温かい家庭で暮らす子どもはそうでない子どもよりも、小遣いをよく貯金して寄付する可能性が高い。中には自分の大学の学費を貯めていた子どももいる。参照元*5

お金は人生でとても重要ですし、子どもにお金で苦労をして欲しくないですよね。温かい家庭で育つことは、お金をよく貯金して慈善団体に寄付するなど、お金の扱い方にもポジティブな影響を与えます。

一方で、親の世帯年収は子どもの貯金額に影響しないようです。

こちらは筆者の主観ですが、家庭が温かいと子どもは精神的な幸せを感じられるため、無駄な消費をしなくても心が満たされるからではないかと思います。

逆に精神的な愛情を与えられず物だけを与えられると、物で幸せを感じるようになって浪費しやすくなるかもしれません。

まとめ

子どもの脳が健全に成長するには愛着形成と心理的安全の確保が必須です。「自己肯定感」と「他者肯定感」が高まり、人生を生き抜くベースになります。

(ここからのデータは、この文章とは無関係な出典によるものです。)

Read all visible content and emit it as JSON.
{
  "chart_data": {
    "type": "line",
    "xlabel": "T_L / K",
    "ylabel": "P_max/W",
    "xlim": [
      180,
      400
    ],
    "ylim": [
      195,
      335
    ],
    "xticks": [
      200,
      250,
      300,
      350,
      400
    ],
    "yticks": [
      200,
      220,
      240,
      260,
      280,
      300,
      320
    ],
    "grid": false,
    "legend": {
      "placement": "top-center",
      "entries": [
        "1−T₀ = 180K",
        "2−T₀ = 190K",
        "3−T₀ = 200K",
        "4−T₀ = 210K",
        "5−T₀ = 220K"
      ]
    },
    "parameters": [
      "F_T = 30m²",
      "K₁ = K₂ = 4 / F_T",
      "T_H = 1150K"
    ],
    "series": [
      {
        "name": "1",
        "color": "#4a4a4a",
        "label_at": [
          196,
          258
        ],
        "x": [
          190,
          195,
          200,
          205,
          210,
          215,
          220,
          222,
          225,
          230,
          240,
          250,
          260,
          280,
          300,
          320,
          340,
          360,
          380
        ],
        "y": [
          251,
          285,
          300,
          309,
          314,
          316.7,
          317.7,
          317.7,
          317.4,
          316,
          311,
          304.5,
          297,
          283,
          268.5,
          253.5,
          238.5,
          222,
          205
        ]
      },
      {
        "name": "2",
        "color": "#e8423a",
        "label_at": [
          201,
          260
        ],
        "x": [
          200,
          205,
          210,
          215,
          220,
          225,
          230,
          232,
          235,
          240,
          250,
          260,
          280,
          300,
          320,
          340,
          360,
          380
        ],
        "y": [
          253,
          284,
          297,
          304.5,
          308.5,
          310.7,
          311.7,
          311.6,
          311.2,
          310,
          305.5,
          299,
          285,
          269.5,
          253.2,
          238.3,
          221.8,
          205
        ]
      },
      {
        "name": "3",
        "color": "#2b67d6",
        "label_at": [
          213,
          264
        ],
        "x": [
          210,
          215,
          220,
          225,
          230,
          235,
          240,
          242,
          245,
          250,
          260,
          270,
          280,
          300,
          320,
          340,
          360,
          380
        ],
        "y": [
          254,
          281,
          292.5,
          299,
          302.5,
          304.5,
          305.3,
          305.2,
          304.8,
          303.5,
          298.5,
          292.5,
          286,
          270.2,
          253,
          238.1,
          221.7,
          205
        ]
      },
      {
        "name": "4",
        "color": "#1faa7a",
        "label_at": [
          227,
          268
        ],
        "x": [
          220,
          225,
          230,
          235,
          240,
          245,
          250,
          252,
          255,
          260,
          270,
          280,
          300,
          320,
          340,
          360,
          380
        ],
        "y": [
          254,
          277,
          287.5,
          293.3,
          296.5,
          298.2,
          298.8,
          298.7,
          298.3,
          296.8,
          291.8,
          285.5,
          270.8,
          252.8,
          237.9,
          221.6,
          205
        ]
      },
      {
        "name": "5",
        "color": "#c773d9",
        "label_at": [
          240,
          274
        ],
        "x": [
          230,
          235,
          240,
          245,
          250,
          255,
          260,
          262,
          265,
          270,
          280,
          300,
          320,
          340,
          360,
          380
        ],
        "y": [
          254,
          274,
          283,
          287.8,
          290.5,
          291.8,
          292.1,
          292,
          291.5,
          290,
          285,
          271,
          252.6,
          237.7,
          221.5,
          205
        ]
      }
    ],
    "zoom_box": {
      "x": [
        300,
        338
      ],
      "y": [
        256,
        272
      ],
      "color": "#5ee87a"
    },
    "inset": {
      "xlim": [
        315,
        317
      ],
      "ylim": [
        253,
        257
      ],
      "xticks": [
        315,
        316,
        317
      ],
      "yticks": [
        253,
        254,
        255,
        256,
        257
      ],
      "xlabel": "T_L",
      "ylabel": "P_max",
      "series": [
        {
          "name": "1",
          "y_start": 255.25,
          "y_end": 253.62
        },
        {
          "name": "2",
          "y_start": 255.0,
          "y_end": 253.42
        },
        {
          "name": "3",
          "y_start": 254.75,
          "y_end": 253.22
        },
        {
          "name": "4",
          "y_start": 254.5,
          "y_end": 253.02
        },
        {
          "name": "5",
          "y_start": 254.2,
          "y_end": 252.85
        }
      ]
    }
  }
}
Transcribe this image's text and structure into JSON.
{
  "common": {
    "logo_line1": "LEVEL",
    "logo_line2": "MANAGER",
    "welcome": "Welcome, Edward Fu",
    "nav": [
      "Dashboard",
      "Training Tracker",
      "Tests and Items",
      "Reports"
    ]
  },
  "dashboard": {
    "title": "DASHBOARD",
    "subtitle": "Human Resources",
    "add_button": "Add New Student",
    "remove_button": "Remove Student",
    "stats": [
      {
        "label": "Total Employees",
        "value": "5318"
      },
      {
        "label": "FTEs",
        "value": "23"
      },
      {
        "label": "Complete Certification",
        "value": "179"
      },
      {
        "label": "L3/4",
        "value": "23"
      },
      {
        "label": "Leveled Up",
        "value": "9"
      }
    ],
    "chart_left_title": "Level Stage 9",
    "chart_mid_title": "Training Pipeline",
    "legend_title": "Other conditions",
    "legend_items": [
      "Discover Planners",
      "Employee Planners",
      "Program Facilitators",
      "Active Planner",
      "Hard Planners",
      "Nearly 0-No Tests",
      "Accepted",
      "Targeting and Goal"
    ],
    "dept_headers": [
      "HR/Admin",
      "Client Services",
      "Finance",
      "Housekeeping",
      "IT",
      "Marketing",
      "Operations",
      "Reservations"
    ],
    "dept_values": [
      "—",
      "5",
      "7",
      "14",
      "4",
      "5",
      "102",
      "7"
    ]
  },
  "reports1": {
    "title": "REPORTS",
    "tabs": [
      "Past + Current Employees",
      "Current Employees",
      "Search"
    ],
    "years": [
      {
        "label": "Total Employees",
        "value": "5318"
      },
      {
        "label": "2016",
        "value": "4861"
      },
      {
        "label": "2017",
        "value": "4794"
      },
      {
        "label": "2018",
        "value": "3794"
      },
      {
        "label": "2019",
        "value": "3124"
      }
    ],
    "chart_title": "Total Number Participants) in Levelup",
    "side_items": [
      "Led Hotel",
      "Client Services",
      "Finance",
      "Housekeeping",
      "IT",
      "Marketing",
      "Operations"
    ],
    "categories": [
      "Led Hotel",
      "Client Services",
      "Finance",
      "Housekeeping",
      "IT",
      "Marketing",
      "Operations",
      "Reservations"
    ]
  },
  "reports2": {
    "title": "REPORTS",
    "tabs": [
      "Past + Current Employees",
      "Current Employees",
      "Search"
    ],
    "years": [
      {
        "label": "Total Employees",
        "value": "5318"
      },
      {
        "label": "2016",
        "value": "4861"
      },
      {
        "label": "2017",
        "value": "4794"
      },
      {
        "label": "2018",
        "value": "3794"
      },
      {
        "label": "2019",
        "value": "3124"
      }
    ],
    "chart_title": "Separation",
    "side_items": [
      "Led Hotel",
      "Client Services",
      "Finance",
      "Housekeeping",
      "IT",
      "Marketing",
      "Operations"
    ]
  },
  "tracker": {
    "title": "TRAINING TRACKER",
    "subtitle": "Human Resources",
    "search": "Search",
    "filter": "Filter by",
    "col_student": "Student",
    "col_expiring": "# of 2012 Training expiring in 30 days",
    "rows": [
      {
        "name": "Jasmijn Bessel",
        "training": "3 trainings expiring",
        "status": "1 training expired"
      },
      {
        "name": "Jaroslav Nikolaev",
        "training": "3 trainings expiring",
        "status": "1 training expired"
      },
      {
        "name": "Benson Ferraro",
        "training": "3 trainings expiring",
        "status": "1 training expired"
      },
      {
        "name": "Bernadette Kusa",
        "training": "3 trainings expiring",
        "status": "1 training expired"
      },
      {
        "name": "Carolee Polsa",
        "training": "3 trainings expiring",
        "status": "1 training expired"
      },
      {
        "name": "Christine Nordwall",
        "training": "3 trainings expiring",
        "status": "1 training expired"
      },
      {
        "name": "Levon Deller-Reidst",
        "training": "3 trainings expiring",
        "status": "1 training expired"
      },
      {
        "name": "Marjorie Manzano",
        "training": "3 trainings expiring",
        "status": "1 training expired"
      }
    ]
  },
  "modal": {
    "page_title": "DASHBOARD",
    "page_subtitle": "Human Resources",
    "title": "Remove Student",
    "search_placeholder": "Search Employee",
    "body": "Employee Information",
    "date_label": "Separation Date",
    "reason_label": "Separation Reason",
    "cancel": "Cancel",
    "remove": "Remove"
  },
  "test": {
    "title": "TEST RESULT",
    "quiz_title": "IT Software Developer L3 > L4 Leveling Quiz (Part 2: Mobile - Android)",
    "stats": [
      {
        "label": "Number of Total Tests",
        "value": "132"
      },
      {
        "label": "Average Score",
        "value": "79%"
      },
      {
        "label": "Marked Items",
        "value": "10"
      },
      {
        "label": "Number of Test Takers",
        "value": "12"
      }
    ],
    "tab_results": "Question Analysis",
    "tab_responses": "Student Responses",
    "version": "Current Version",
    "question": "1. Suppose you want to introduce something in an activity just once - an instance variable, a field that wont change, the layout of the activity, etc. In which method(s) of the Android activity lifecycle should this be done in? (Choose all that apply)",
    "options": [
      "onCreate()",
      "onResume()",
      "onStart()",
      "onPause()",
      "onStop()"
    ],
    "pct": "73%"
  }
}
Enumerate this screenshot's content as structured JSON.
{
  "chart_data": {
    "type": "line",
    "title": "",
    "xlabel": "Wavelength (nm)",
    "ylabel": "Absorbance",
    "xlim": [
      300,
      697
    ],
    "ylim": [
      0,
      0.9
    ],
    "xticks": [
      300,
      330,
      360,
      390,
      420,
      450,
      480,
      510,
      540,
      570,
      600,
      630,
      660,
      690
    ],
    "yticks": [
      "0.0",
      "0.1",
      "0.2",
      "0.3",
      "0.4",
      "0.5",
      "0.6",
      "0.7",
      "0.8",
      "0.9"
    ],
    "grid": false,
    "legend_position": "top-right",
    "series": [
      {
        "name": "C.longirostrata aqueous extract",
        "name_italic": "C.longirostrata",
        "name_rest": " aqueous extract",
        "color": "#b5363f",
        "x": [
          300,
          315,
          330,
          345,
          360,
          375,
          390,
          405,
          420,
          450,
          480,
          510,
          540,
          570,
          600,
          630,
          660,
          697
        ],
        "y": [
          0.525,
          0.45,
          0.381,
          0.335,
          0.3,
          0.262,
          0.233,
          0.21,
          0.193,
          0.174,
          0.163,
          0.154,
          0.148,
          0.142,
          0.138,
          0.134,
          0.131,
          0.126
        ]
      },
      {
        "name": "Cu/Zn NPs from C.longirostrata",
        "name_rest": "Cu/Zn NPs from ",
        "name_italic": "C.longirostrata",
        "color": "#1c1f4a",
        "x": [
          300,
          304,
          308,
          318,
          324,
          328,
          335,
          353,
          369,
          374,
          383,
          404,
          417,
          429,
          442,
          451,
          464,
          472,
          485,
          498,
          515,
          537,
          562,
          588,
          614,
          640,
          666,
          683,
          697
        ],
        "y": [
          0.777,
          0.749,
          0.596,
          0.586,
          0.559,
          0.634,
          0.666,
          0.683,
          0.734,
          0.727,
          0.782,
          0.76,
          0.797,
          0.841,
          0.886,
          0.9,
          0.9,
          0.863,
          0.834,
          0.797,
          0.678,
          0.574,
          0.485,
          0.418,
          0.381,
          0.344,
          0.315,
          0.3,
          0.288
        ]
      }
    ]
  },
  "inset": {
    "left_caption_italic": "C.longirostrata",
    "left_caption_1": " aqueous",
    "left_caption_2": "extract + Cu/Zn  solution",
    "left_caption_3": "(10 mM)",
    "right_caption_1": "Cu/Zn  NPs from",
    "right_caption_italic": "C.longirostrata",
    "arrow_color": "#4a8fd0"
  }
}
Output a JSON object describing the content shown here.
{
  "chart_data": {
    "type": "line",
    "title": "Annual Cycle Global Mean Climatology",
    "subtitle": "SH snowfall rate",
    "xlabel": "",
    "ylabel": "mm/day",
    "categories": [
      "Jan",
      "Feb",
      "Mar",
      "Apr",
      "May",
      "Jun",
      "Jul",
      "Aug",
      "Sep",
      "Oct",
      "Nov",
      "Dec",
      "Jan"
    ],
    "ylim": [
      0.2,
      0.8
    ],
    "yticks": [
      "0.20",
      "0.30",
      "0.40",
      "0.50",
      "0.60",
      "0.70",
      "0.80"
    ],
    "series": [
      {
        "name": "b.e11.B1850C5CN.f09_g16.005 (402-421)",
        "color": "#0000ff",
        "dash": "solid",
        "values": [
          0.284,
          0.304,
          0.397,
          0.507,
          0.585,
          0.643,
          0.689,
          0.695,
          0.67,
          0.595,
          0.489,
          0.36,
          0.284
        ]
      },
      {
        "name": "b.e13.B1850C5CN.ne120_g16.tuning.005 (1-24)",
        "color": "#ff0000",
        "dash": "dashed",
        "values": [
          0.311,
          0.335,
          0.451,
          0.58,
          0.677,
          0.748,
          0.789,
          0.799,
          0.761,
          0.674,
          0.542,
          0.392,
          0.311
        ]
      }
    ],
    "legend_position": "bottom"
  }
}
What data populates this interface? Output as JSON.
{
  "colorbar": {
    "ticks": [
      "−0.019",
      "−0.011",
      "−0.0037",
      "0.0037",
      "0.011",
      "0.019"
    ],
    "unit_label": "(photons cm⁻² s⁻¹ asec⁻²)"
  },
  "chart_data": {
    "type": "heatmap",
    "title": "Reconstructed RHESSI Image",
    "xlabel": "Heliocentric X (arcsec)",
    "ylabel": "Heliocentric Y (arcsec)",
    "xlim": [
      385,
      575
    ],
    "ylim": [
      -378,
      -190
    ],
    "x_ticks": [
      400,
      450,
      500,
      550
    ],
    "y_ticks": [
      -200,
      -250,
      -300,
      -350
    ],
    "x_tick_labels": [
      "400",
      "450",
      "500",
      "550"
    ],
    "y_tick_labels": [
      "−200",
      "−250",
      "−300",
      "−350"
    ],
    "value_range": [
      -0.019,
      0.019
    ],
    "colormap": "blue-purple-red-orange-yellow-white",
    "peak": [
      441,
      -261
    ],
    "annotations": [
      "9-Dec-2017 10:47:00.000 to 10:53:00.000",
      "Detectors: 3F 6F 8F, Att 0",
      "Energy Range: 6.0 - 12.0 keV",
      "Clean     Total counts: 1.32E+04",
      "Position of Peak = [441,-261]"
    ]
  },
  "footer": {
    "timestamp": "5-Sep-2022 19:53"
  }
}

愛着形成のために、子どもが甘えてきたときにハグをして「大好き」などの言葉をたくさんかけてあげましょう。そして心理的安全を作るためには、家庭の人間関係を良好にして、子どもが安心できる環境を作ってあげてください。

そのためには養育者に余裕が必要です。パパが当事者意識を持って育児参加をして、家族の負担を分散させましょう。そしてパパと子どもの関係性も、他者肯定感にとても重要です。

パパが育児参加をして、愛着形成と心理的安全を確保し、子どもの自己肯定感と他者肯定感を育みましょう。